The denials come in response to reports in Hebrew-language
media alleging that an Iranian missile struck Soroka Medical Center in
Beersheba.
The false narrative is part of a psychological campaign
aimed at sanitizing Israel’s military image and concealing the extent of the
blow to its intelligence infrastructure.
As mentioned by Al Jazeera, Soroka Hospital has been used by
the Israeli military to treat soldiers wounded during operations in Gaza.

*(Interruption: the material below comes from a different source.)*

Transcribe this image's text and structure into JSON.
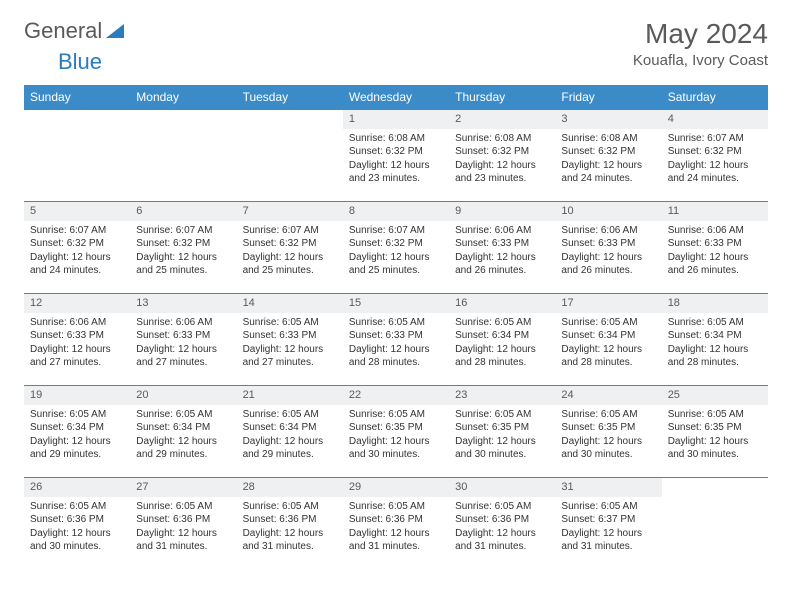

However, Iranian sources stress that the hospital itself was not the intended
target.
Soroka
Hospital is located between two major Israeli military sites, the IDF’s main
intelligence headquarters and a central command facility, both of which are
situated in the Gav-Yam Technology Park.
These installations reportedly serve as critical hubs for Israel's cyber
operations, digital command systems, and military intelligence infrastructure
(including IDF C4I and C4ISR systems).
Hospital
sustained shockwave damage from nearby blasts, it was not directly hit, Iranian
reports emphasize.
Israel has been accused of engaging in psychological warfare
by falsely linking the missile strike to civilian infrastructure, in order to
deflect attention from the damage inflicted on its military command network.
Contrary to this, Israeli strikes targeted two civilian
hospitals in Iran — one in Tehran and another in Kermanshah — an action that
has drawn little international condemnation.
Thursday morning’s missile barrage, claimed by Iran’s
Islamic Revolutionary Guard Corps (IRGC), was a "precise and direct"
strike against military assets — not civilian targets.